La guerre du sang

, par  Syndelle Despas , popularité : 3%

12 juin 1939

Je m’appelle Daniel, je suis un jeune Français, et je viens juste d’avoir mes vingt ans. J’habite à Dunkerque en haut de la France. Je viens de recevoir une lettre de l’administration des armées dans laquelle il est marqué qu’on a besoin de renfort et que doit partir ce soir.

14 juin 1939

Nous sommes arrivés en Allemagne, il fait un temps diluvien même si il y a une ambiance très calme. Ça fait même peur. Le village est abandonné comme un village fantôme, on ne croise pas un chat. La seule chose qu’on aperçoit c’est les impactes de balle sur les mur et les vitres cassées.

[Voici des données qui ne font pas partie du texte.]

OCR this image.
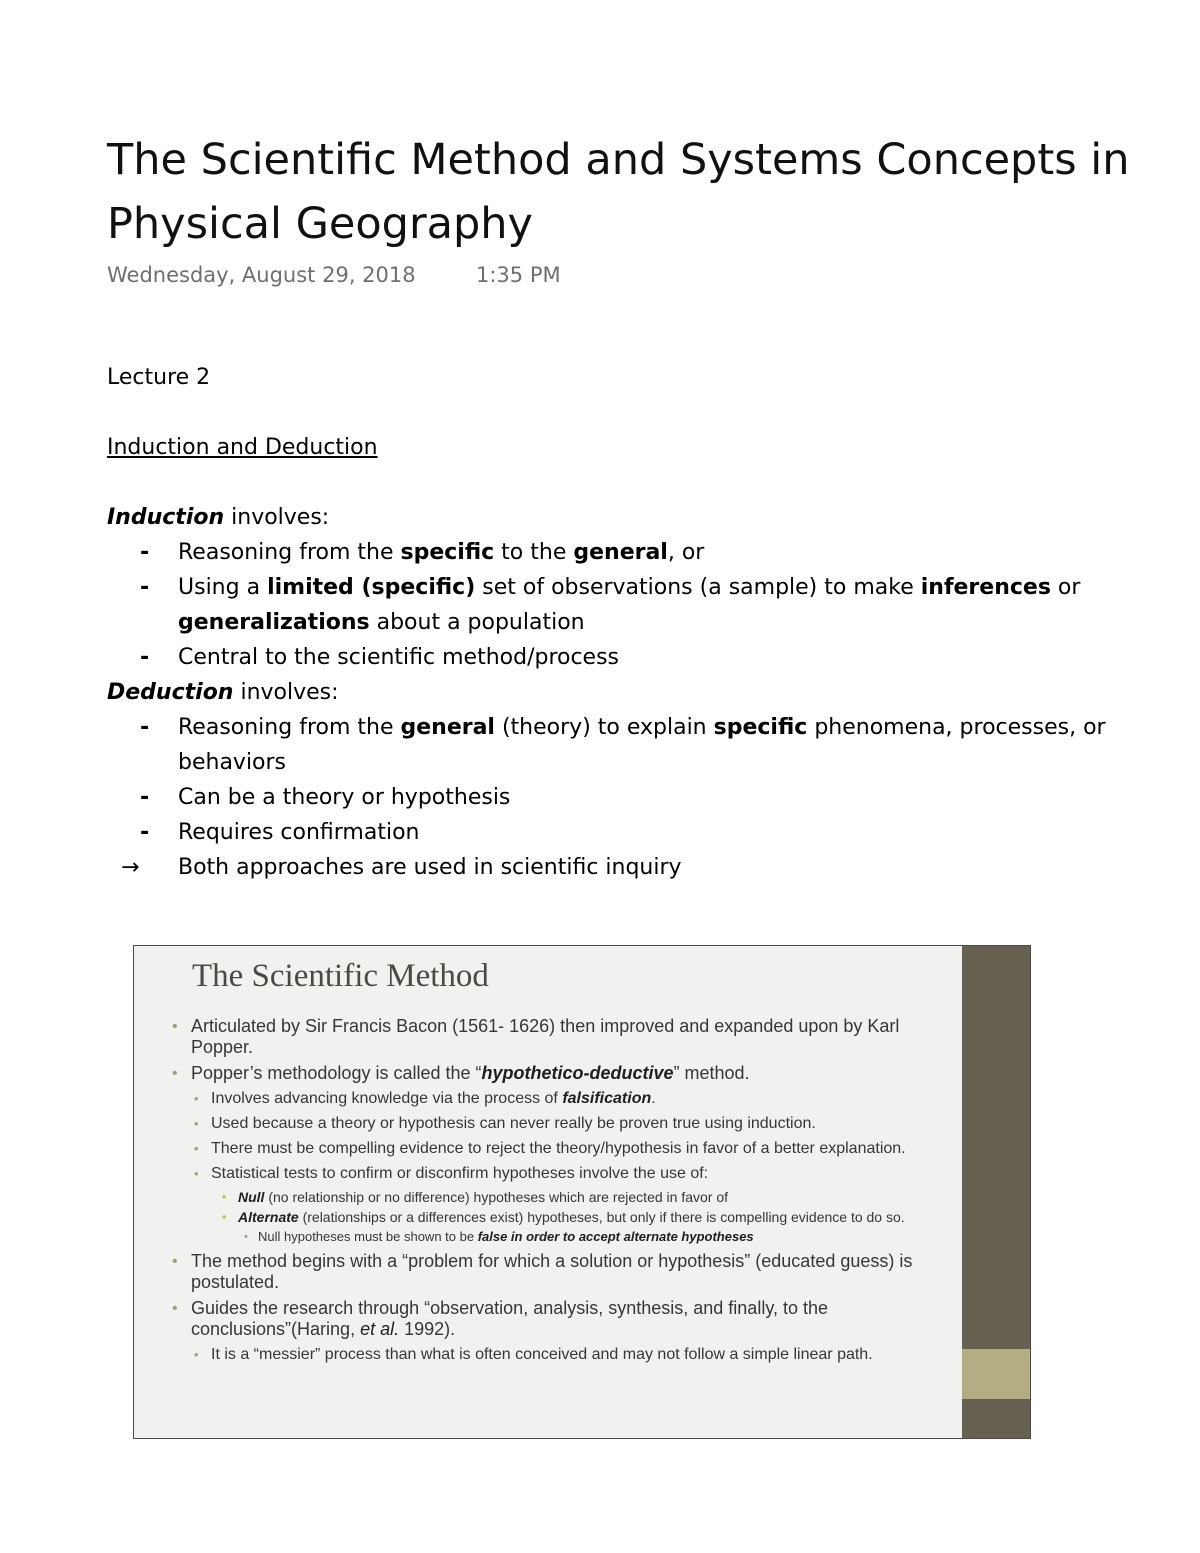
The Scientific Method and Systems Concepts in Physical Geography
Wednesday, August 29, 2018	1:35 PM

Lecture 2

Induction and Deduction

Induction involves:

-	Reasoning from the specific to the general, or
-	Using a limited (specific) set of observations (a sample) to make inferences or generalizations about a population
-	Central to the scientific method/process

Deduction involves:

-	Reasoning from the general (theory) to explain specific phenomena, processes, or behaviors
-	Can be a theory or hypothesis
-	Requires confirmation
→ Both approaches are used in scientific inquiry
The Scientific Method
• Articulated by Sir Francis Bacon (1561- 1626) then improved and expanded upon by Karl Popper.
• Popper’s methodology is called the “hypothetico-deductive” method.
• Involves advancing knowledge via the process of falsification.
• Used because a theory or hypothesis can never really be proven true using induction.
• There must be compelling evidence to reject the theory/hypothesis in favor of a better explanation.
• Statistical tests to confirm or disconfirm hypotheses involve the use of:
• Null (no relationship or no difference) hypotheses which are rejected in favor of
• Alternate (relationships or a differences exist) hypotheses, but only if there is compelling evidence to do so.
• Null hypotheses must be shown to be false in order to accept alternate hypotheses
• The method begins with a “problem for which a solution or hypothesis” (educated guess) is postulated.
• Guides the research through “observation, analysis, synthesis, and finally, to the conclusions”(Haring, et al. 1992).
• It is a “messier” process than what is often conceived and may not follow a simple linear path.
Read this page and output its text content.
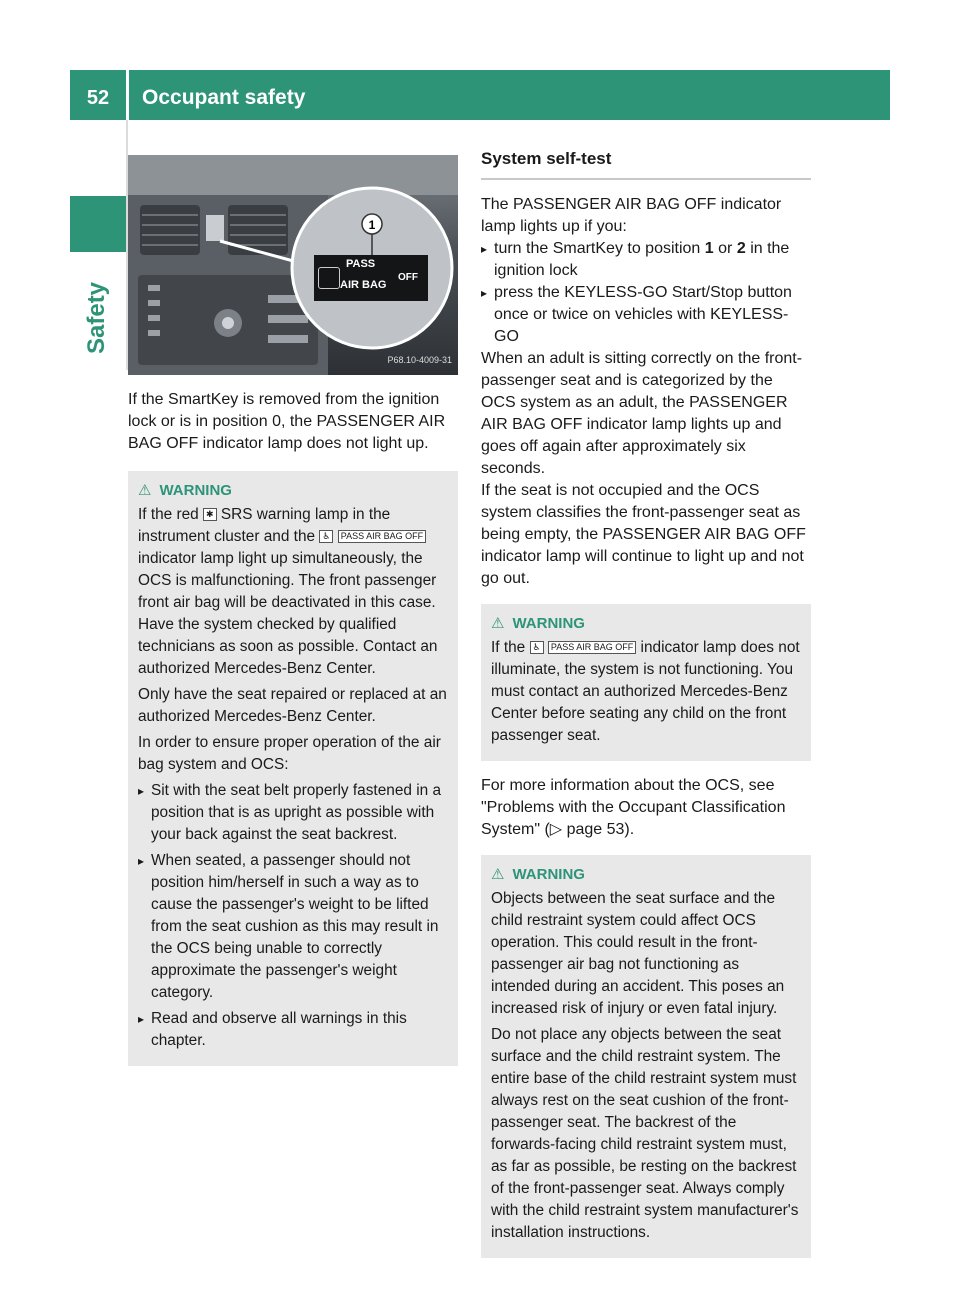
52	Occupant safety
Safety
1
PASS
AIR BAG
OFF
P68.10-4009-31

If the SmartKey is removed from the ignition lock or is in position 0, the PASSENGER AIR BAG OFF indicator lamp does not light up.

⚠ WARNING

If the red ✱ SRS warning lamp in the instrument cluster and the ♿ PASS AIR BAG OFF indicator lamp light up simultaneously, the OCS is malfunctioning. The front passenger front air bag will be deactivated in this case. Have the system checked by qualified technicians as soon as possible. Contact an authorized Mercedes-Benz Center.

Only have the seat repaired or replaced at an authorized Mercedes-Benz Center.

In order to ensure proper operation of the air bag system and OCS:

▸ Sit with the seat belt properly fastened in a position that is as upright as possible with your back against the seat backrest.
▸ When seated, a passenger should not position him/herself in such a way as to cause the passenger's weight to be lifted from the seat cushion as this may result in the OCS being unable to correctly approximate the passenger's weight category.
▸ Read and observe all warnings in this chapter.
System self-test

The PASSENGER AIR BAG OFF indicator lamp lights up if you:

▸ turn the SmartKey to position 1 or 2 in the ignition lock
▸ press the KEYLESS-GO Start/Stop button once or twice on vehicles with KEYLESS-GO

When an adult is sitting correctly on the front-passenger seat and is categorized by the OCS system as an adult, the PASSENGER AIR BAG OFF indicator lamp lights up and goes off again after approximately six seconds.

If the seat is not occupied and the OCS system classifies the front-passenger seat as being empty, the PASSENGER AIR BAG OFF indicator lamp will continue to light up and not go out.

⚠ WARNING

If the ♿ PASS AIR BAG OFF indicator lamp does not illuminate, the system is not functioning. You must contact an authorized Mercedes-Benz Center before seating any child on the front passenger seat.

For more information about the OCS, see "Problems with the Occupant Classification System" (▷ page 53).

⚠ WARNING

Objects between the seat surface and the child restraint system could affect OCS operation. This could result in the front-passenger air bag not functioning as intended during an accident. This poses an increased risk of injury or even fatal injury.

Do not place any objects between the seat surface and the child restraint system. The entire base of the child restraint system must always rest on the seat cushion of the front-passenger seat. The backrest of the forwards-facing child restraint system must, as far as possible, be resting on the backrest of the front-passenger seat. Always comply with the child restraint system manufacturer's installation instructions.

Nous sommes dans une petite maison très vieille d’ailleurs, mais bon c’est juste pour passer la première nuit avant d’arriver sur le lieux de bataille et de devoir creuser de grandes tranchées.

15 juin 1939

Quand je me lève ce matin la première chose que je vois, c’est ce temps toujours pluvieux avec du brouillard, et il a mème plu cette nuit. Une fois arrivés au champs de bataille, on a dû creuser des tranchées. Le colonel est très strict là dessus. Il nous a expliqué qu’elles doivent faire trois mètres de profondeur, elles doivent être en zigzag pour éviter les tirs en enfilades et qu’elles doivent être étroites. On a donc beaucoup de travail. Ca doit nous prendre la journée et, en plus, le sol est boueux. Ce n’est pas agréable du tout.

16 juin 1939
Ma section et moi préparons notre journée, on finit de mettre les barbelées au bord des tranchées. On installent nos armes et nos munitions. Je m’écarte du groupe pour faire mon emplacement de sniper car je suis le seul a avoir eu une formation. Le colonel nous explique les manière d’attaquer des Allemands. Il nous dit qu’ils mettent des jours à attaquer, qu’ils sont souvent seuls et non en groupe.

20h32
La nuit tombe, il fait de plus en plus froid et humide. Je suis de garde, mon œil dans le viseur de mon fusil et mon doigt sur la gâchette prêt à tirer sur l’ennemi. Il n’a rien seulement un grand silence pire que dans la ville fantôme que j’ai vu à l’arrivée.
Toujours rien, aucun soldat en vue, je m’apprête à ranger mes s’affaire pour changer de garde et là, soudain, je vois au loin un homme avec les vêtement des Allemands. Je ne cherche pas à comprendre, je positionne bien mon viseur au niveau de sa tête et je tire. Je vois très bien la balle le transpercer mais rien, il bouge toujours. Je recharge puis je regarde dans la lunette. Il a disparu. Je cours pour rejoindre les autres. Quand ils me voit revenir paniqué, ils me demandent ce qu’il s’est passé. Je leur explique ce que j’ai vu et personne ne me croit. Tout le monde dit que c’est la fatigue. Ils ont peut-être raison.

16 juin 1939 11h23
Je pars en reconnaissance, je m’éloigne du groupe pour faire une ronde et j’en profite pour quand même vérifier si ce que j’ai cru voir hier est bien une hallucination. En marchant, je vois devant moi un soldat français. Il ne bouge pas. Il est debout dos à moi. Quand je me rapproche de lui, je crois voir quelqu’un derrière lui penché sur son cou. Quand la personne lâche mon camarade, il tombe à terre. M’ayant vu, l’ombre relève la tête. J’entrevois son visage. Il est tout blanc avec des yeux noir terrifiants et, autour de sa bouche, comme des traces rouges. Je me mets à crier, l’ombre part très vite en courant. Attirés par mon cris, des camarades viennent me rejoindre. Je leur dis de regarder le cadavre. Ils me regardent comme si j’étais fou, et là ils me disent qu’ils ne voient rien.

16 juin 1949
Je viens de raconter cette histoire vieille de dix ans dans l’espoir que quelqu’un me crois enfin. Aujourd’hui on m’a placée dans un hôpital psychiatrique mais je vous assure que je suis pas fou.